If you read the original post to the end, you'll notice a piece of code that seemingly refutes this statement. That is, in case of Java 8, the index expression is evaluated once. and in case of Java 9, twice.
What does that refute? You seem to be agreeing with the post you're replying to.
But importantly your original point about "depending on order of their evaluation" is wrong. Most of the examples don't care about order at all. They break because things happen the wrong number of times.
Do you have a reference for this? If I remember correctly the Java spec says nothing definite about evaluation order and the memory model mentions reordering explicitely ("happens before" relationships rely on a memory barrier; without that, no guarantees).
Thanks. What I had in mind applies to distinct statements not expressions.
Funnily the chapter starts with the following caveat:
It is recommended that code not rely crucially on this specification. Code is usually clearer when each expression contains at most one side effect, as its outermost operation, and when code does not depend on exactly which exception arises as a consequence of the left-to-right evaluation of expressions.
It's worth noting: the bug in question only occurs when it's an array of String[]. Strings are a special case for just about everything in the compiler. :(
I used that operator in a tight loop before the compiler was smart enough to automatically convert the code to use a StringBuilder. Boy was that slow...
I didn't touch much Java Code for ~ 10 years now. I remember reading about the string concatenation problem in the Effective Java book. Using a StringBuilder was the very first thing I usually tried when I needed to improve performance on some unfamiliar code.
I didn't know the Java compiler converts this automatically now. Since which version is this? I suspect there might be still edge cases where it doesn't work.
To be marginally less facetious, Rust would "fix" this problem by dint of deliberately neither having a ++ operator (in either post- or pre-increment varieties) nor by allowing assignment operators (including augmented assignment ops) to evaluate to the value of their RHS, so the example from the OP would have to be written in a different fashion. :P (Rust has previously had bugs of its own related to the evaluation order of += and friends, it seems like a problem that nearly every language has at some point...)
[2]> (macroexpand '(incf (aref a (incf i)) x))
(LET*
((#:G3214 A) (#:G3215 (INCF I)) (#:G3217 X)
(#:G3216 (+ (AREF #:G3214 #:G3215) #:G3217)))
(SYSTEM::STORE #:G3214 #:G3215 #:G3216)) ;
T
You can't just blindly expand the += by copying the expressions/AST node on the left.

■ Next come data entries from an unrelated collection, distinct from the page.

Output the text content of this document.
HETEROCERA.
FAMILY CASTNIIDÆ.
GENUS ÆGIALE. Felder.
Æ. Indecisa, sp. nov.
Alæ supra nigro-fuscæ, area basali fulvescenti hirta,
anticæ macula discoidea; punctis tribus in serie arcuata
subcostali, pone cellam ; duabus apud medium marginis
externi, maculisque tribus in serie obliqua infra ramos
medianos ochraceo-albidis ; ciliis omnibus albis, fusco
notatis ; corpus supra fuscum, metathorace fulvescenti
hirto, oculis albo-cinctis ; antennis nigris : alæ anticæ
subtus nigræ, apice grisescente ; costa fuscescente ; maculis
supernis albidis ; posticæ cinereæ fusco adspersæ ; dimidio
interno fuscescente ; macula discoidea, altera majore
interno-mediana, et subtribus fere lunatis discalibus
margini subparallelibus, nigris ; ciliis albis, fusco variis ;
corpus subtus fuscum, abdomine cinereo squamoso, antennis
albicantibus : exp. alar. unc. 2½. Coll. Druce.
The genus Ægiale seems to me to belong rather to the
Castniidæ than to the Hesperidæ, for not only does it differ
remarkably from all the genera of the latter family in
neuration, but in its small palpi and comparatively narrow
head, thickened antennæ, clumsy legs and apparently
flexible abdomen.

Or in general; you don't take expressions in the program and blindly duplicate them. How can someone working on compilers not know that???
I see what you're getting at, but that's not the mistake that was made here. People working on it knew what it should do. It's in the spec so Java agrees with you.
This bug is a little narrower than this makes it out to be, it ONLY fails when the array on the left is a String[ ].
The way String operations get compiled down to bytecode changed a lot around those releases so the bug is more like an unforeseen interaction between optimization passes than a naive MST/Macro implementation.
The "funny" thing here to me is the surprising gap in the regression testing given the quality of most of the JDK.
go figure
Yea... what was the Bloch's explanation for not having operator overloading in Java? I think it was something like "it's not allowed because I've seen too many programmers who did that in a wrong way" :)
On the other hand this explanation is stupid, as a programmer can implement `add()` in a wrong way.
For the unfamiliar, the way string concatenation is compiled changed with invokedynamic.
Previously, it would compile to either Sting.concat calls or transform into a StringBuilder, but with invoke dynamic we can leave it to the runtime to optimize when it first runs.